Motivation
The overwhelming majority of audio deepfake (DF) detection research is built on English-language datasets such as ASVspoof. Yet synthetic speech technology is language-agnostic — TTS and voice-conversion systems produce convincing fakes in any language. This raises an uncomfortable question: are our best detectors actually polyglots, or are they just good at English?
This project — which forms the core of my Master’s thesis — set out to answer that question systematically.
What We Did
We evaluated a range of state-of-the-art DF detection models on speech spanning 8 languages: English, German, Polish, Ukrainian, Russian, Spanish, French, and Italian. For each language we studied three settings:
- Zero-shot — model trained only on English, evaluated on a target language.
- Intra-linguistic adaptation — model fine-tuned and evaluated within the same non-English language.
- Cross-linguistic adaptation — model fine-tuned on one language and evaluated on another.
We also analysed which acoustic features survive the language shift and which become noise.
Key Findings
- Zero-shot transfer degrades sharply for most languages, with equal-error rates sometimes tripling compared to English performance.
- Intra-linguistic fine-tuning recovers much of the performance, confirming that target-language data is the most important factor.
- Cross-linguistic transfer is inconsistent: languages with shared phonology can partially share knowledge, but there is no reliable free lunch.

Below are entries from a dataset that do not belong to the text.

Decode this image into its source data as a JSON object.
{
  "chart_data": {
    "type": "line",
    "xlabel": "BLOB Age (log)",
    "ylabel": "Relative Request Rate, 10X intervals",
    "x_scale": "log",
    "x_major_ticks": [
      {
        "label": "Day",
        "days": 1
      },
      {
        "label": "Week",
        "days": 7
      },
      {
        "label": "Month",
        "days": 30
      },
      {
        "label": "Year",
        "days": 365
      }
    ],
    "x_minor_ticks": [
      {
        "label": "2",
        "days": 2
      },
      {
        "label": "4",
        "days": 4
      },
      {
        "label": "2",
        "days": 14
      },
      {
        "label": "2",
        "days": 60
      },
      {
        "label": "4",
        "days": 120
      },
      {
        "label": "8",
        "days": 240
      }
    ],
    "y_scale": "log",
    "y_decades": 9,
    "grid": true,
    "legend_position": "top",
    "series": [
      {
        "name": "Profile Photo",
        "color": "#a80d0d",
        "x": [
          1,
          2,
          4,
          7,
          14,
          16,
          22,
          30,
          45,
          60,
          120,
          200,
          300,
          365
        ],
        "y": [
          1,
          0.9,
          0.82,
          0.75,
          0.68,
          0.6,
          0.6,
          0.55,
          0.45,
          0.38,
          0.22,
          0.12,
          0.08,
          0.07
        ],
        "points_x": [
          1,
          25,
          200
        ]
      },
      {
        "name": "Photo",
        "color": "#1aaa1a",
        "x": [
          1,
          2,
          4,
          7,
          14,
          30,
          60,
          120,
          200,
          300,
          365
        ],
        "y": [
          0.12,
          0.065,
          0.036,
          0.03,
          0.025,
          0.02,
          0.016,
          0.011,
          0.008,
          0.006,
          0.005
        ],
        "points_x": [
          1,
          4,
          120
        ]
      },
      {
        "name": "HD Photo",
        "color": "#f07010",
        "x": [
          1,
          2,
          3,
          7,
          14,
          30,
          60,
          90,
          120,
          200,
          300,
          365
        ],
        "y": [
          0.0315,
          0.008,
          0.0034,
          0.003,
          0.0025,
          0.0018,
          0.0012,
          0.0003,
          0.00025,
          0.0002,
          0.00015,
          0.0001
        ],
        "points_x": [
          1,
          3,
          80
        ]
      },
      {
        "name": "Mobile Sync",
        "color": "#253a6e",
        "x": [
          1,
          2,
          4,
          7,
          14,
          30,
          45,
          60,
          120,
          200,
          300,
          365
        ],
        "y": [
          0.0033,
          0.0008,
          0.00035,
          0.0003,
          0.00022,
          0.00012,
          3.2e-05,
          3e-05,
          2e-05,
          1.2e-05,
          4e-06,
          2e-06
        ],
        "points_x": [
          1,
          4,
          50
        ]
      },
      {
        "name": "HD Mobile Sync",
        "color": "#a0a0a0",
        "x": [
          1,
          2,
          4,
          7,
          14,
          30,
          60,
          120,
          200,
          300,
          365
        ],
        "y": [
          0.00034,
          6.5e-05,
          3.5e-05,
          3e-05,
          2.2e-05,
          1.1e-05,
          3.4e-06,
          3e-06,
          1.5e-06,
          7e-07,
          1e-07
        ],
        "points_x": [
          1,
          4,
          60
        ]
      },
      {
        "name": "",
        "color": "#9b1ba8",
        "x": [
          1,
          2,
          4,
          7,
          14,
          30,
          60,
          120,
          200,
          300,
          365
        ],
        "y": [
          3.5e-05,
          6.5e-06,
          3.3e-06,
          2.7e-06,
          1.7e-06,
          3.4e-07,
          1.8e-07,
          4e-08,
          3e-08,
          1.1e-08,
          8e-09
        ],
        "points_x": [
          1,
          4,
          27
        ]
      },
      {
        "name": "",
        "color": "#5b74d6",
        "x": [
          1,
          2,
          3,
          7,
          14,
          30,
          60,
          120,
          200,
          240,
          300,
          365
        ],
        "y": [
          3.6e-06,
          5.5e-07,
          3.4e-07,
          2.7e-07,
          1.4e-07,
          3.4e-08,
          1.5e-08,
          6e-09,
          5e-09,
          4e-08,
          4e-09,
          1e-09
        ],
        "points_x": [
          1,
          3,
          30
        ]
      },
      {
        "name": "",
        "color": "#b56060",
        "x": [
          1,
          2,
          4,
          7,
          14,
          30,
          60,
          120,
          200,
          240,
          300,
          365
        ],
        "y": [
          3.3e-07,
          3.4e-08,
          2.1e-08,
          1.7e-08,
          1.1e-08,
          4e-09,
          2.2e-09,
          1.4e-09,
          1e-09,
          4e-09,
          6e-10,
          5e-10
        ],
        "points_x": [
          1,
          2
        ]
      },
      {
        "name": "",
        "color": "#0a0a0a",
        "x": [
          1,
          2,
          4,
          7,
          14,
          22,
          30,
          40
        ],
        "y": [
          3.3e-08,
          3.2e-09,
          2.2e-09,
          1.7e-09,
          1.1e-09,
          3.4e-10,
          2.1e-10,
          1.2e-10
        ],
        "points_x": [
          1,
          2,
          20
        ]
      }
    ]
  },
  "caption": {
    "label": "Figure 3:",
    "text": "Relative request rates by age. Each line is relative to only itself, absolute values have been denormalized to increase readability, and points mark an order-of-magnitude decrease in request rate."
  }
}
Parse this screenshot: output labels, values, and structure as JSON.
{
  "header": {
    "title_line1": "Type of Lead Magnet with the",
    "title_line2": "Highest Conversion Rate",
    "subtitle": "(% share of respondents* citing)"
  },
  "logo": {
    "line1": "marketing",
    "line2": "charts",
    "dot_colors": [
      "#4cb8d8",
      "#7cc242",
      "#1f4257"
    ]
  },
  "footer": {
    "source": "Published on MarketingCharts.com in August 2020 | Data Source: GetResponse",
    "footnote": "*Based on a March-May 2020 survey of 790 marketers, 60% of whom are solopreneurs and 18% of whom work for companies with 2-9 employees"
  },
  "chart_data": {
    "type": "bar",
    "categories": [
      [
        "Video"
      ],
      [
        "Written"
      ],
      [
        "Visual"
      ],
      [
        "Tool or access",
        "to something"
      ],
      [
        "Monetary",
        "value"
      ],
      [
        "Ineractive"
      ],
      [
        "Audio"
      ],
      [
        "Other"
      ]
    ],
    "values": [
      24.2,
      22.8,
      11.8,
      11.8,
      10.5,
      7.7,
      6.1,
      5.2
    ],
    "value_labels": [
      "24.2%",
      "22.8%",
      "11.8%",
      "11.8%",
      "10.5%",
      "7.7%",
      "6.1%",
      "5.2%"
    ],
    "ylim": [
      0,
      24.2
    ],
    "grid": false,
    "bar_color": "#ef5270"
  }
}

- Models that encode language-agnostic artefacts of neural vocoders are more robust; models that latch onto language-specific prosody are brittle.
Takeaways for Practitioners
If you are deploying audio deepfake detection in a non-English environment, you should not assume English-trained baselines will protect you. Collecting even a small amount of target-language data for adaptation can make a decisive difference.
Related Publication
The research is described in detail in Are Audio DeepFake Detection Models Polyglots? (arXiv 2024).